With the ongoing COVID-19 pandemic outbreak, more and more people are finding themselves confined to their homes for most of the day. Queen’s University researcher Judith Davidson is one of Canada’s leading sleep experts and says it is normal to have some degree of sleep difficulty in times of uncertainty and when our daily routines have been suddenly altered.

“People may be experiencing some trouble getting to sleep or staying asleep, associated with the uncertainty about the pandemic, processing the fast-changing global news about it, and making sense of what it all means for them, and their family and friends,” Dr. Davidson, a faculty member in the Department of Psychology, says.

Dr. Davidson has worked in sleep research since 1981 and her work now focuses on insomnia and its treatment. She is currently looking at the best ways to make effective, non-drug treatment more available to people with insomnia. She says there four things people can do to help improve their sleep, without resorting to medication:

  • Know that it’s completely normal to have some anxiety, uneasiness, and perhaps some temporary sleep difficulty at this time.
  • Keep your routines in place. If you are off work or working from home, have structure in your day. Get up at the same time each day, get dressed, and start your day. Keep your regular meal and exercise times and stick to your regular bedtime. Avoid drifting to later bedtimes and sleeping in. On the other hand, avoid going to bed earlier than usual.
  • Don’t try to sleep. If you’re in bed and it feels like you’ve been awake for more than about 15 minutes, get out of bed, go to another room and do something until you are sleepy. Return to bed when you feel sleepy. Same thing applies to waking up during the night.
  • Give your brain a break from the news and thinking about what’s happening in the world, especially in the hour before bedtime. Read a book, watch a movie, work on a jigsaw puzzle or a crossword.

Dr. Davidson explains temporary sleep difficulty can lead to irritability and low mood, and if the issue turns into chronic insomnia (trouble falling or staying asleep that persists for at least three months and that interferes with daytime functioning), there is an increased likelihood of depression, cardiovascular problems, and Type 2 diabetes.
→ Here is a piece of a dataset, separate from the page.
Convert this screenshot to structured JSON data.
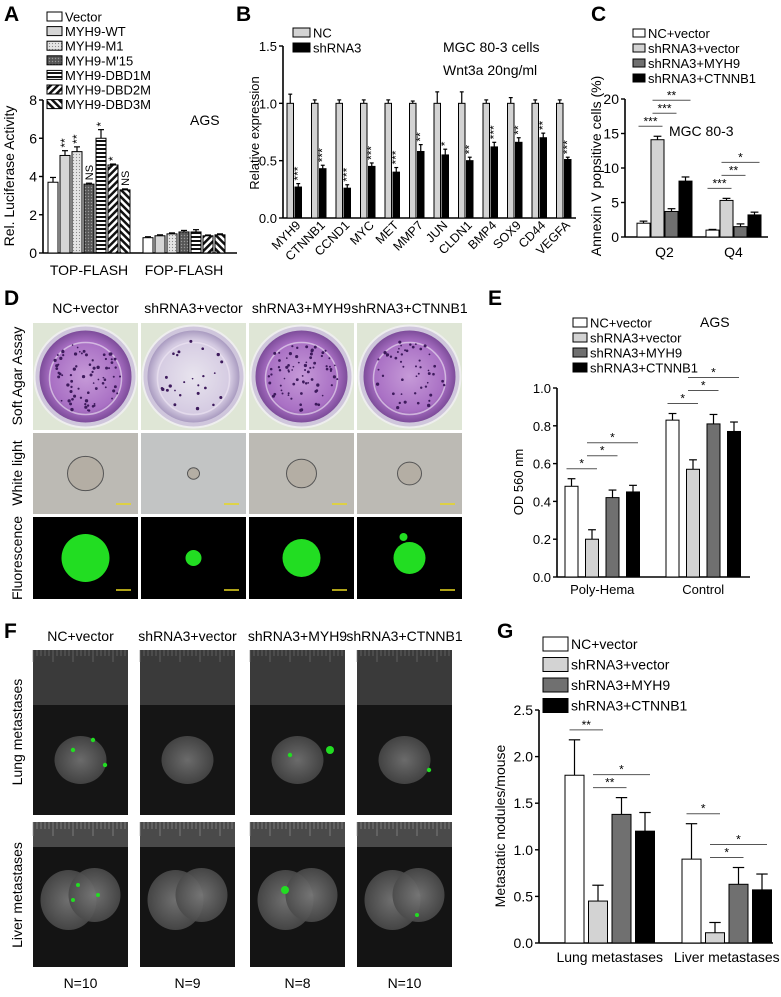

“It doesn’t mean everyone with chronic insomnia gets these things, it means that the likelihood is somewhat higher compared to people without chronic insomnia,” she explains. “Fortunately, there is a very effective treatment for chronic insomnia called cognitive behavioural therapy for insomnia. This is the first-line treatment, above medications. So, even if you develop chronic insomnia, it can be reversed.”